The late 60’s and early 70’s spawned an array of fistic talent in the heavyweight division. From the great champions Patterson, Liston, Ali, Frazier and Foreman along with Ellis and Terrell to the parade of bonafide contenders. Almost always among the top contenders of the day were the names of Chuvalo, Quarry, Bonevena, Norton, Lyle, Shavers, Bugner, Leotis Martin and Henry Clark. Throw in a Mac Foster, Boone Kirkman and Chuck Wepner and you get an idea of the talented mix. Among the elite during this time was a fine fighter out of Michigan named Al “Blue” Lewis. It is conceivable that if “Blue” would have boxed in a different era, he may have become a champion.
Lewis turned pro in 1966 and quickly racked up eight straight victories that year. He continued to roll in 1967 winning six more. Among his victims were veterans Aaron Eastling, Willie McMillan and Dick Wipperman. Al’s 14 bout win streak ended when rugged Bob Stallings in seven rounds stopped him. “Blue” regrouped in 1968 and he reeled off five more wins, twice beating Stallings in rematches. He also scored a huge victory stopping highly regarded Eduardo Corletti in two rounds. People began to take Lewis seriously as a legitimate contender.

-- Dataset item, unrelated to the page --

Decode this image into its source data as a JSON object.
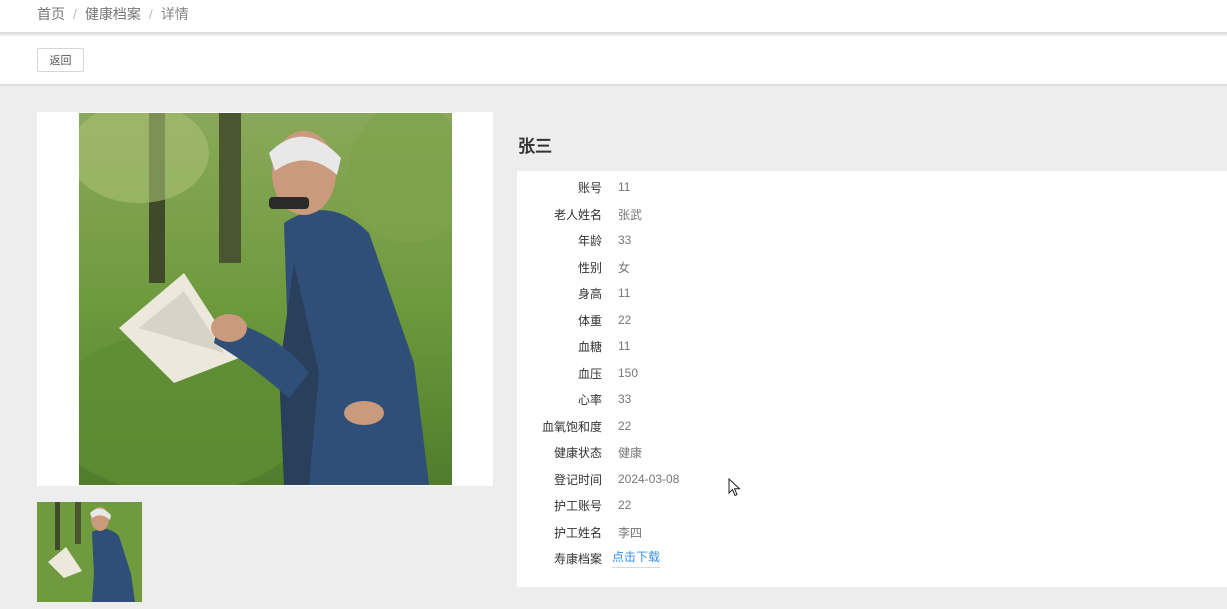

The bubble burst on November 26,1968 when Lewis soared to an early lead over veteran Leotis Martin but faded down the stretch, the bout being stopped in the ninth round. Three months later Al again failed to beat the clever Martin dropping a ten round decision.

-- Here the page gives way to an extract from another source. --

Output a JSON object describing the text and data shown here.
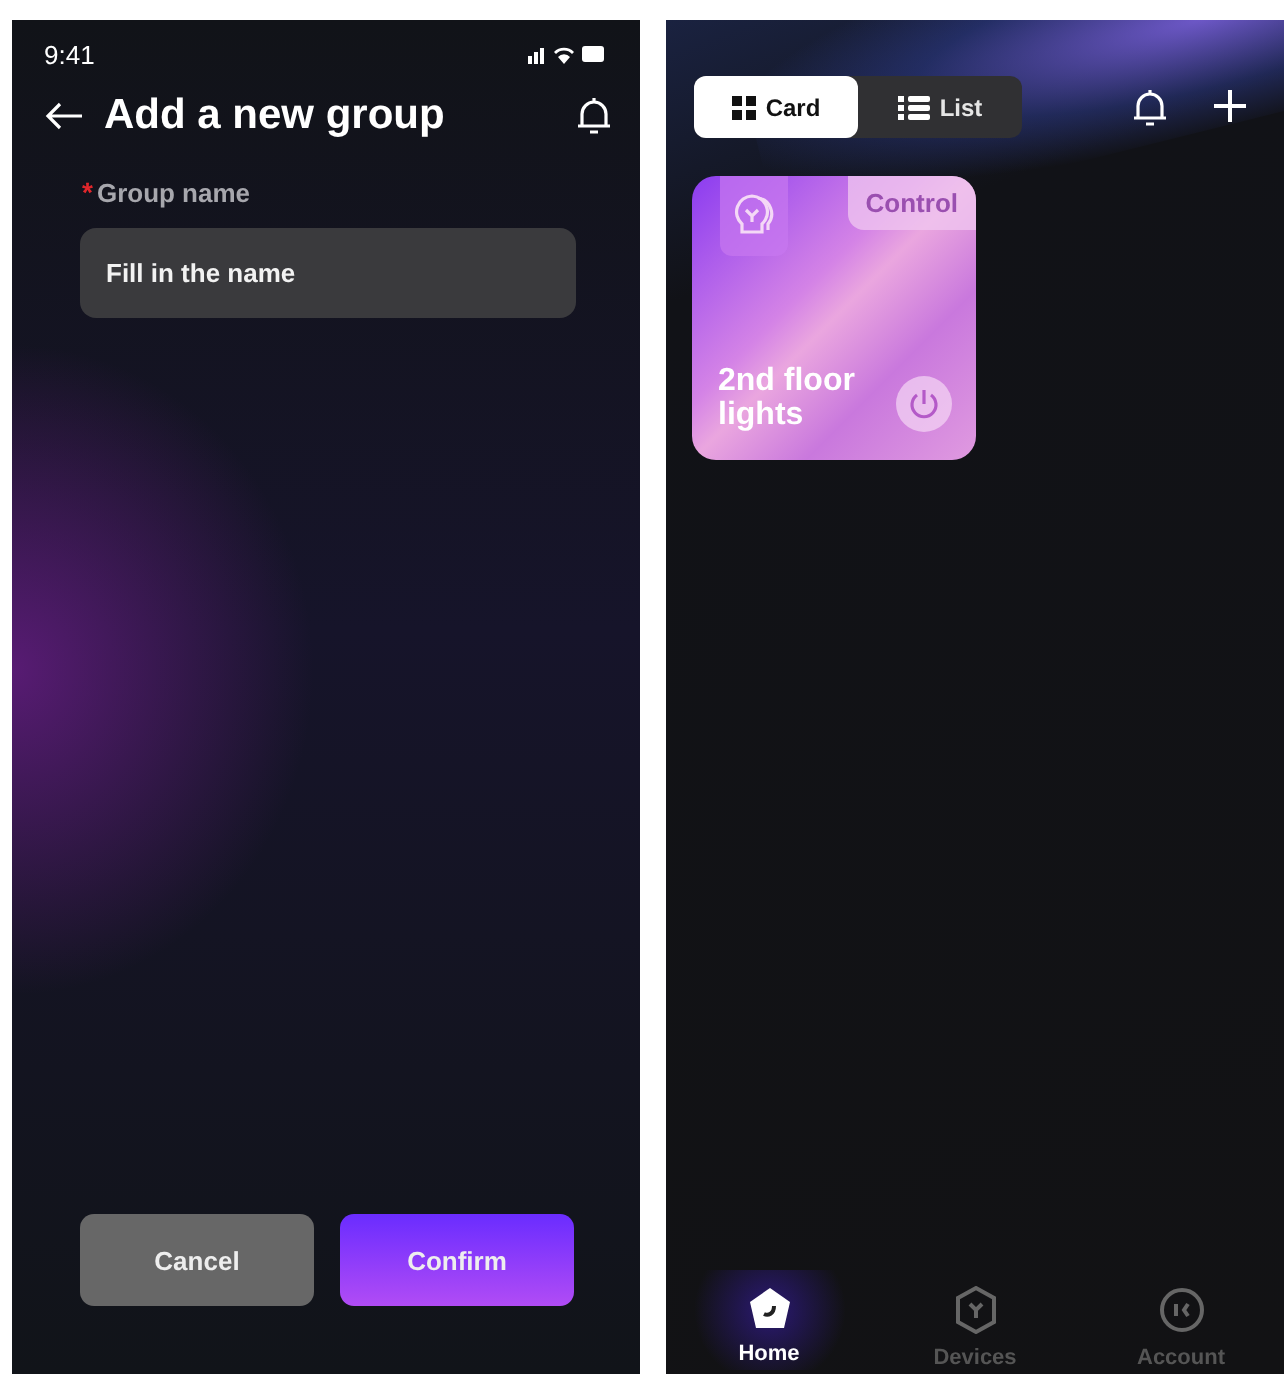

Lewis spent the rest of 1969 and 1970 trying to re-establish himself. He won six straight including a kayo win over Cleveland Williams. On October 4,1971 “Blue” traveled to Argentina to meet Oscar Bonevena. He returned with a seventh round disqualification loss. Many felt that Al was getting the better of Oscar at the time of the stoppage. His performance against Bonevena was good enough to get Al a shot at Muhammad Ali. The former champion was fighting all the contenders trying to eliminate all of them to force a bout with titleholder Joe Frazier. The Ali-Lewis content took place on July 19,1972 in Dublin, Ireland. Muhammad struggled with Lewis before scoring a knockdown in the middle rounds. Al rallied back but Ali finally ended matters in the eleventh round.
Lewis came back in 1973 beating Charlie Reno but then losing a surprising verdict to Big Jack O’Halloran. Lewis then scored three straight kayo victories over mediocre opponents. He then decided to hang up the gloves finishing with a 30-6 record. Today “Blue” is a respected trainer in Detroit.